# Mystery Tractor



## Kyle6552 (Aug 1, 2012)

I have a very unique situation that I need this forum's help with. My dad has a small tractor on his farm that we used to have here at our house when I was growing up. It was a small red tractor. It had a small Bull Dog ornament on the hood of the tractor. It had two circle headlights on either side of the grill on the front. It had a long lever on the right side so the driver could raise and lower the front attachment (we usually had a blade on there during the winter). The front of the tractor probably stood 3 1/2 feet - 4 feet tall. I haven't seen it in years so this is all off of memory. I would just go and take a picture but the farm is a couple hours away. I was hoping someone on here would know what I was talking about. 

My dad said that the man who always worked on it called a Bush Hog but I can't find any tractors online that resemble it.
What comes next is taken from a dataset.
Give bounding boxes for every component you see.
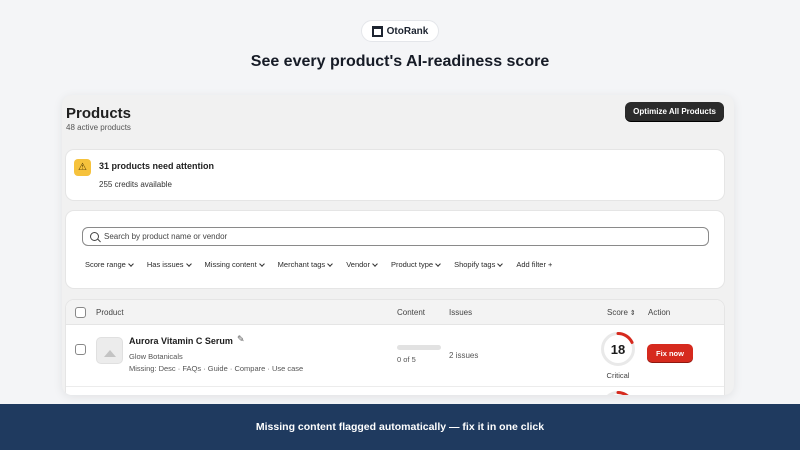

I was wanting to find out what kind of tractor it is to see if I could get the parts to rebuild it. I don't want to go all the way up there to get it if I can't rebuild it. Any help is greatly appreciated.


----------



## Thomas (Nov 1, 2006)

Welcome to TF.

Indeed pics would help...soooo many different models back than,kinda sounds like old Farmall cub.


----------



## Kyle6552 (Aug 1, 2012)

Yeah I know they would. Its a bit smaller and a little newer style than that Farmall Cub. I would guess an 80's model is what we have. I am going to try and get pictures on it but I am not really sure what part of the farm its on. It sat pretty low to the ground. Compared to the pics of the Farmall Cubs it sets a lot lower than those.


----------



## Thomas (Nov 1, 2006)

Wonder now if it could be Power King.


----------



## Kyle6552 (Aug 1, 2012)

None of those look like it. Does the Bull Dog on the hood mean anything?


----------



## Thomas (Nov 1, 2006)

Bulldog on the hood..ummm puzzling.


----------



## pogobill (Jan 31, 2012)

Wheel Horse?


----------



## Country Boy (Mar 18, 2010)

[ame=http://www.youtube.com/watch?v=uybslncIbVg&feature=related]Lanz Bulldog?[/ame] Probably a bit too old if it was from the '80s (built from 1920-1960). Was it more of a garden tractor or a regular farm tractor? That might narrow down the search.


----------



## Country Boy (Mar 18, 2010)

How about these?

http://tractors.wikia.com/wiki/Bulldog_(tractors)


----------



## Kyle6552 (Aug 1, 2012)

Wow you guys know a lot about tractors. I really appreciate all your help. It was just a bit bigger than a garden tractor but not big enough to be useful as a regular farm tractor in my opinion. And it's older than those Bulldog tractors.


----------



## pogobill (Jan 31, 2012)

I agree with thomas, I think the only tractor that has a bulldog for a hood ornament is a Belarus up in Newfoundland! Ask belarusbulldog!


----------



## Thomas (Nov 1, 2006)

Can you recall the color/colors..battery located..key,switch,push start,crank????


----------



## Kyle6552 (Aug 1, 2012)

Dark red. Key ignition for sure. Had a choke of course. Like I said before it was just a bit bigger than the larger garden tractors and it had your usual style tractor tires on the rear. I do remember the hood was sorta rounded on top, not a flat surface


----------



## james66 (Feb 27, 2006)

the bull dog had to of come from a mack truck but here a pic


----------



## George G (Feb 12, 2005)

Looks like someone painted it yellow/white


----------